Deutscher Schachbund
Sportart Schach
Gegründet 18. Juli 1877
Gründungsort Leipzig
Präsidentin Ingrid Lauterbach
Vereine 2.311[1]
Mitglieder 89.400
Verbandssitz Berlin
Website www.schachbund.de

Der Deutsche Schachbund e. V. (DSB) ist die Dachorganisation der Schachspieler in Deutschland. Er ist Mitglied im Deutschen Olympischen Sportbund und seit 1926 (mit Unterbrechungen) im Weltschachverband FIDE. Der DSB hat derzeit (Januar 2023) 89.400 Mitglieder[2], davon rund 24.500 Jugendliche und 8.300 Frauen in 2.260 Vereinen[3] und gehört damit zu den größten Schachverbänden der Welt. Zum DSB gehören 17 Landesverbände, der Deutsche Blinden- und Sehbehinderten-Schachbund (DBSB), seit 1972 die Schwalbe (1924 gegründete deutsche Vereinigung für Problemschach), seit September 2006 der Deutsche Fernschachbund, seit Mai 2007 der Verein Schachbundesliga e. V. sowie seit April 2021 die Deutsche Schachjugend e. V.[4] Eine Sammlung zur historischen und aktuellen Situation des Schachs in Deutschland befindet sich im Niedersächsischen Institut für Sportgeschichte in Hannover.

Organisation

Der Deutsche Schachbund betreibt die obersten zwei Spielklassen im Deutschen Mannschaftsschach:

  • 1. Bundesliga (organisiert von seinem Mitgliedsverein Schachbundesliga e. V.)
  • 2. Bundesliga in 4 Staffeln (Nord, Süd, West, Ost), die nach geographischen Gesichtspunkten eingeteilt werden, um die Reisekosten zu minimieren.

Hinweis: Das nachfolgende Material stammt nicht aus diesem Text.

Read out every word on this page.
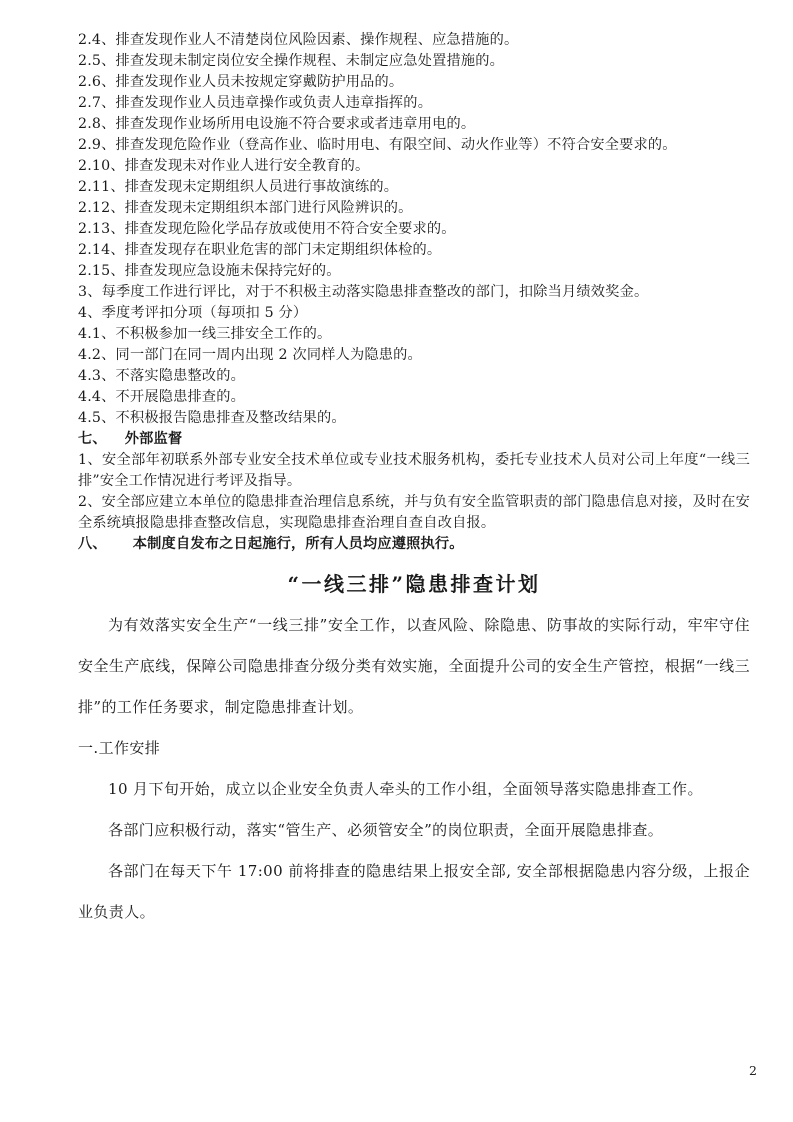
2.4、排查发现作业人不清楚岗位风险因素、操作规程、应急措施的。
2.5、排查发现未制定岗位安全操作规程、未制定应急处置措施的。
2.6、排查发现作业人员未按规定穿戴防护用品的。
2.7、排查发现作业人员违章操作或负责人违章指挥的。
2.8、排查发现作业场所用电设施不符合要求或者违章用电的。
2.9、排查发现危险作业（登高作业、临时用电、有限空间、动火作业等）不符合安全要求的。
2.10、排查发现未对作业人进行安全教育的。
2.11、排查发现未定期组织人员进行事故演练的。
2.12、排查发现未定期组织本部门进行风险辨识的。
2.13、排查发现危险化学品存放或使用不符合安全要求的。
2.14、排查发现存在职业危害的部门未定期组织体检的。
2.15、排查发现应急设施未保持完好的。
3、每季度工作进行评比，对于不积极主动落实隐患排查整改的部门，扣除当月绩效奖金。
4、季度考评扣分项（每项扣 5 分）
4.1、不积极参加一线三排安全工作的。
4.2、同一部门在同一周内出现 2 次同样人为隐患的。
4.3、不落实隐患整改的。
4.4、不开展隐患排查的。
4.5、不积极报告隐患排查及整改结果的。
七、 外部监督
1、安全部年初联系外部专业安全技术单位或专业技术服务机构，委托专业技术人员对公司上年度“一线三排”安全工作情况进行考评及指导。
2、安全部应建立本单位的隐患排查治理信息系统，并与负有安全监管职责的部门隐患信息对接，及时在安全系统填报隐患排查整改信息，实现隐患排查治理自查自改自报。
八、 本制度自发布之日起施行，所有人员均应遵照执行。
“一线三排”隐患排查计划
为有效落实安全生产“一线三排”安全工作，以查风险、除隐患、防事故的实际行动，牢牢守住安全生产底线，保障公司隐患排查分级分类有效实施，全面提升公司的安全生产管控，根据“一线三排”的工作任务要求，制定隐患排查计划。
一.工作安排
10 月下旬开始，成立以企业安全负责人牵头的工作小组，全面领导落实隐患排查工作。
各部门应积极行动，落实“管生产、必须管安全”的岗位职责，全面开展隐患排查。
各部门在每天下午 17:00 前将排查的隐患结果上报安全部, 安全部根据隐患内容分级，上报企业负责人。
2
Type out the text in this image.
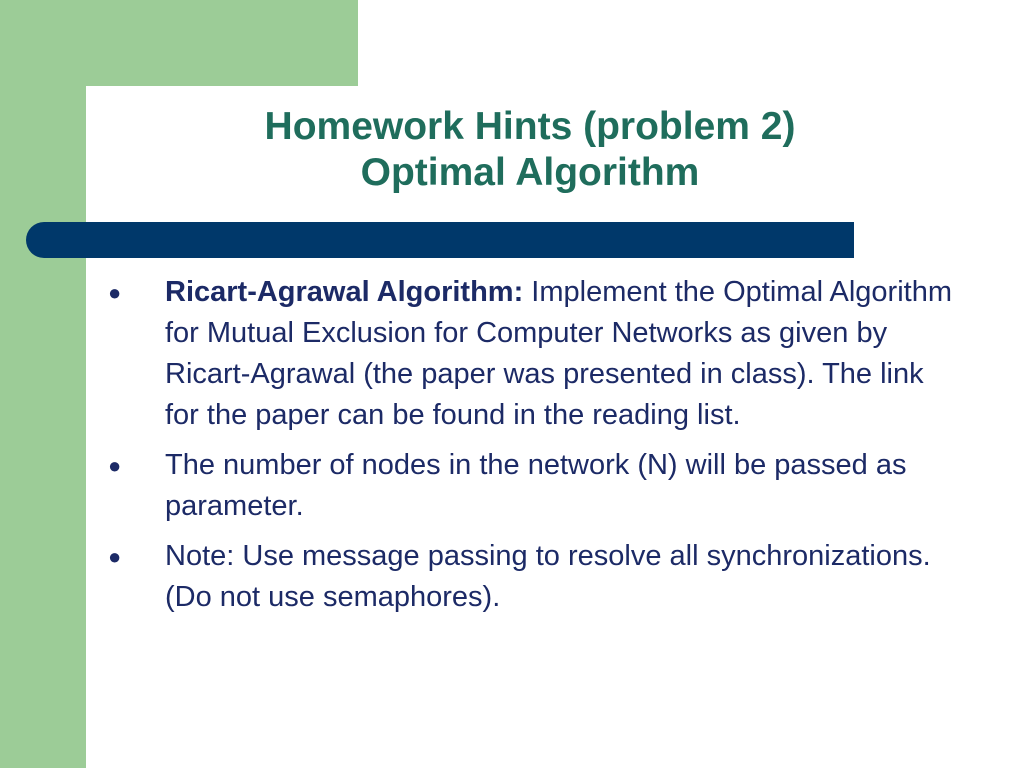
Homework Hints (problem 2)
Optimal Algorithm
● Ricart-Agrawal Algorithm: Implement the Optimal Algorithm for Mutual Exclusion for Computer Networks as given by Ricart-Agrawal (the paper was presented in class). The link for the paper can be found in the reading list.
● The number of nodes in the network (N) will be passed as parameter.
● Note: Use message passing to resolve all synchronizations. (Do not use semaphores).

Der Deutsche Schachbund besitzt 17 Landesverbände, die das Ligasystem in untere Bereiche in Form von Bezirken und Kreisen lokal weiterführt. In größeren Landesverbänden haben sich auch teilweise Verbände von Vereinen gebildet.

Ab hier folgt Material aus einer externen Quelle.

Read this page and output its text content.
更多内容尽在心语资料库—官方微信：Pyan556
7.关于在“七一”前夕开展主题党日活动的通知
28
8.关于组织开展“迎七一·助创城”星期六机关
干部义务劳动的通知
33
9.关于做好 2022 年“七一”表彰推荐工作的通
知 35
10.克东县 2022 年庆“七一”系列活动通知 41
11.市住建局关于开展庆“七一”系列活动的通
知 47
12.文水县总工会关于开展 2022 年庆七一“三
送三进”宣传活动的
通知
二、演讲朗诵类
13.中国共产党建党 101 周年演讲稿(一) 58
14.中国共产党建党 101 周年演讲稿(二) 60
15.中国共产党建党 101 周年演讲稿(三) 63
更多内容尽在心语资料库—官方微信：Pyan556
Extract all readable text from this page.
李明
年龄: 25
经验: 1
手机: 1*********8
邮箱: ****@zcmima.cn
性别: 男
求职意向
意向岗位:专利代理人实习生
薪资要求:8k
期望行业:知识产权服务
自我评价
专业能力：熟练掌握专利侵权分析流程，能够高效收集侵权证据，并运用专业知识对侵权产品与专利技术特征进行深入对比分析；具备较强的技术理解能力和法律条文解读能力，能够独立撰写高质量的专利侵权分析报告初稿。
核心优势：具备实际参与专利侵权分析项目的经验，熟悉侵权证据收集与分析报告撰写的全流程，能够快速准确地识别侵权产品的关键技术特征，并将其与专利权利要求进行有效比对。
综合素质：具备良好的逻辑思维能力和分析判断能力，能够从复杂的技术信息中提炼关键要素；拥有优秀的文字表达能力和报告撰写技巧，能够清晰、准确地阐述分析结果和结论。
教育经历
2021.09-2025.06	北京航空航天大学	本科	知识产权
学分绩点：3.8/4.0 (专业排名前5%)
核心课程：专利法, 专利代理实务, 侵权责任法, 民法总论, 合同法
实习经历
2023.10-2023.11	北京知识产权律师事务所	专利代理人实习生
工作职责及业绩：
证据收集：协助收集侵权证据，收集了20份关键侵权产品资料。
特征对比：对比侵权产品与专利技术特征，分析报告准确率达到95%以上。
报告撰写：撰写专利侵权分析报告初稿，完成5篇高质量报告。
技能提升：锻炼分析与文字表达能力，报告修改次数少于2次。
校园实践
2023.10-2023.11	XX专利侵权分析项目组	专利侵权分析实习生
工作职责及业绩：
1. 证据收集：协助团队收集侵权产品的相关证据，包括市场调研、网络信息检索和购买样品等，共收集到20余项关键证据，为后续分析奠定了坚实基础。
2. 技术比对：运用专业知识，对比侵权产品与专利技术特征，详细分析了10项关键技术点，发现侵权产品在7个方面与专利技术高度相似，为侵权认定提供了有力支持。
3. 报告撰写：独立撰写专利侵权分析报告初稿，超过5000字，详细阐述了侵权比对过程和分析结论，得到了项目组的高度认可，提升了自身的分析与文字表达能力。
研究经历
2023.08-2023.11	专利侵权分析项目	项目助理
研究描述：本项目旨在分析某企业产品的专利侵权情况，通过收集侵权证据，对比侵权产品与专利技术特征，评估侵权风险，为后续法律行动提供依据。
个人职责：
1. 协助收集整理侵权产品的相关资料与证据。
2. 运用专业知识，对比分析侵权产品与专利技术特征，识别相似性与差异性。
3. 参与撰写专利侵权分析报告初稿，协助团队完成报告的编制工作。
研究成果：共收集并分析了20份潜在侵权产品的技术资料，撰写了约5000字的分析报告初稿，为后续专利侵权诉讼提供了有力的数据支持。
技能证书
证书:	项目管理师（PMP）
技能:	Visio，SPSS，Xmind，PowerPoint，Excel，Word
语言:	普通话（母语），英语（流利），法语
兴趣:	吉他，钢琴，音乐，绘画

Landesverband Vereine Bezirke oder untergeordnete Verbände
Badischer Schachverband 179 Mannheim, Heidelberg, Odenwald, Karlsruhe, Pforzheim, Mittelbaden, Ortenau, Freiburg, Hochrhein, Schwarzwald, Bodensee
Bayerischer Schachbund 399 Mittelfranken, München, Niederbayern, Oberbayern, Oberfranken, Oberpfalz, Schwaben, Unterfranken
Berliner Schachverband 50 keine
Landesschachbund Brandenburg 57 Cottbus, Frankfurt an der Oder, Potsdam
Landesschachbund Bremen 21 keine
Hamburger Schachverband 39 keine
Hessischer Schachverband 191 Kassel-Nordhessen, Osthessen, Lahn-Eder, Main-Vogelsberg, Frankfurt, Starkenburg, Main-Taunus, Rhein-Taunus, Lahn, Bergstraße
Landesschachverband Mecklenburg-Vorpommern 36 West, Mitte, Ost
Niedersächsischer Schachverband 158 Hannover, Braunschweig, Südniedersachsen, Lüneburg, Oldenburg-Ostfriesland, Osnabrück-Emsland
Schachbund Nordrhein-Westfalen 411 Ruhrgebiet, Niederrhein, Südwestfalen, Ostwestfalen-Lippe, Münsterland, Mittelrhein
Schachbund Rheinland-Pfalz 136 Rheinland, Rheinhessen, Pfalz
Saarländischer Schachverband 38 keine
Schachverband Sachsen 134 Leipzig, Dresden, Chemnitz
Landesschachverband Sachsen-Anhalt 84 Dessau, Halle, Magdeburg
Schachverband Schleswig-Holstein 67 Nord, West, Kiel, Ost
Thüringer Schachbund 81 Nord, Mitte, Ost, Süd
Schachverband Württemberg 214 Oberschwaben, Alb-Schwarzwald, Neckar-Fils, Ostalb, Stuttgart, Unterland

Es geht weiter mit Oberliga, Regionalliga, Verbandsliga, Verbandsklasse, Bezirksliga und Bezirksklasse.

Geschichte

Gründung und Aufbau einer Organisation

Postkarte vom Münchener DSB-Kongress 1900

Der DSB wurde am 18. Juli 1877 in Leipzig gegründet. Zu den Gründungsmitgliedern gehörten außer dem Philosophen Carl Göring, dem Schriftsteller Rudolf von Gottschall, den Organisatoren Hermann Zwanzig, Constantin Schwede und Eduard Hammacher auch die Schachmeister Adolf Anderssen, Max Lange und Johannes Hermann Zukertort.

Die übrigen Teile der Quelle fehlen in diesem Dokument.